Swimming in the fountain of youth
The fountain of youth might just be in a lap pool near you, according to research at Indiana University Bloomington's Counsilman Center for the Science of Swimming, which is examining the effects of long-term participation in vigorous activity on "optimal aging."
The researchers are adding a new twist to aging research by studying a very active population. Recent studies, says Counsilman Center Director Joel Stager, often are drawn from a diseased or declining population, casting them as the 'general' population.
"Are Masters Swimmers unique, or are we what 'normal' people should look like?" Stager recently told USMS Swimmer, the official magazine of United States Masters Swimming.
The IUB researchers conducted a battery of tests on elite swimmers -- United States Masters Swimmers competing in the U.S. championships in 2004 and in the FINA world championships at Stanford in 2006. They measured age markers, whose physiological functional capacity typically decline by 0.5 percent to 1 percent per year beginning around the age of 35, and compared their findings with similar data collected on the general population. From their 2004 data, they found that regular and fairly intensive swimming substantially delayed the decline of such age markers as blood pressure, muscle mass, blood chemistry and pulmonary function.
"We're starting to find out that a lot of the decline is probably related to a decline in activity rather than aging per se," said Stager, a professor in IUB's Department of Kinesiology. "The hypothesis is that activity preserves physiological function."

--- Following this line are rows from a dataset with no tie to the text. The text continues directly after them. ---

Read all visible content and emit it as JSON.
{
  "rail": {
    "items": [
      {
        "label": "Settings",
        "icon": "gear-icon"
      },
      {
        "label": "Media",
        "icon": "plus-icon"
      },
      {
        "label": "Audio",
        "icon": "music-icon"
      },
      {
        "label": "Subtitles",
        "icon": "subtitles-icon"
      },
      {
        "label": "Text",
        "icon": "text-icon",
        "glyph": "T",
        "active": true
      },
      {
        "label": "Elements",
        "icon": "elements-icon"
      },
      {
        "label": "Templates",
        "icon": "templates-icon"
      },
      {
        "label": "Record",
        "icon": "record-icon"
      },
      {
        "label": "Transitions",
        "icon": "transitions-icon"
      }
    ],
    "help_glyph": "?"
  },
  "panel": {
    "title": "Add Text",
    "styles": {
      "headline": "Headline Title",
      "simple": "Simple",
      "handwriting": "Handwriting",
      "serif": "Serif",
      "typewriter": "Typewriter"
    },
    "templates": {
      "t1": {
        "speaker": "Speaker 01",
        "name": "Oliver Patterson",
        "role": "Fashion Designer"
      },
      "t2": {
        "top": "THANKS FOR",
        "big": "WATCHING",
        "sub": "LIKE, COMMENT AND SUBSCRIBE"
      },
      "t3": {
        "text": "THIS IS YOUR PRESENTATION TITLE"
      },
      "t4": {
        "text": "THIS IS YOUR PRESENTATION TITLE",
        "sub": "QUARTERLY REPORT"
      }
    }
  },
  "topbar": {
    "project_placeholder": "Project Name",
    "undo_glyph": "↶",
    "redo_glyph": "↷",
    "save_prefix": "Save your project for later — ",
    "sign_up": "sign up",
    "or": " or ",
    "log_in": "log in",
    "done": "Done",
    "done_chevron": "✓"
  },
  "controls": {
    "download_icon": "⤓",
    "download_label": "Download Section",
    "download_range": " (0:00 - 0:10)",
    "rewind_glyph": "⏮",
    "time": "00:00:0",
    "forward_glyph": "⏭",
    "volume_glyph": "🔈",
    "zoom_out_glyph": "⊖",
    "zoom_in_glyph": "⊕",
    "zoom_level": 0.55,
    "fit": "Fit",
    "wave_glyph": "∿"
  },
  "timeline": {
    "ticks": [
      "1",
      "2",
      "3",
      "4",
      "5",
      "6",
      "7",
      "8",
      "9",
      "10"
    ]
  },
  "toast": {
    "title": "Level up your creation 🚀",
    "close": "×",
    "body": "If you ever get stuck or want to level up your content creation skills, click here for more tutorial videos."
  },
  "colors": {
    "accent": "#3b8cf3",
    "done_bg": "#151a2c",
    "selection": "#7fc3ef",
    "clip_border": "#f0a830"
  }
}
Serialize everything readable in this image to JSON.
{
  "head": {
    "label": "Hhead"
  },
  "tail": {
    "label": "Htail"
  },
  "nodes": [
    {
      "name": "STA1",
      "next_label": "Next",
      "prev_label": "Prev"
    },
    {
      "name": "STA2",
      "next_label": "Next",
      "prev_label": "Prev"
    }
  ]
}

The researchers found that by regularly swimming 3,500 to 5,000 yards (roughly 2 to 3 miles) three to five times a week, the USMS swimmers examined in 2004 postponed the aging process, not only for years but for decades. They found that many of the swimmers delayed this natural decline until the age of 70. Stager, who also competed at the FINA Masters World Championships this summer, is an avid swimmer himself, swimming roughly 3,000 yards per day five times a week. For recreational swimmers, any amount of swimming is beneficial, he said, particularly for the least active. A workout should depend on goals, such as preparing for competition, improving fitness or seeking health and well-being benefits.
"The health and well-being benefits start with a minimal amount of swimming," Stager said. "If you want the fitness effect, you'll need to look at getting your heart rate up and boosting the intensity."
Stager said most of the male and female swimmers examined in spring 2004 reported swimming 3,500 to 5,000 yards five days a week. He received a grant from USMS to get a better grasp of how much swimmers actually swim, using accelerometers to measure how often, how far and how intensely they swim. He received another USMS grant to focus his research on the relationship between swimming, aging and muscle mass and function. The loss of muscle mass is a big concern among the aging, he said, because of its effect on range of motion and quality of life.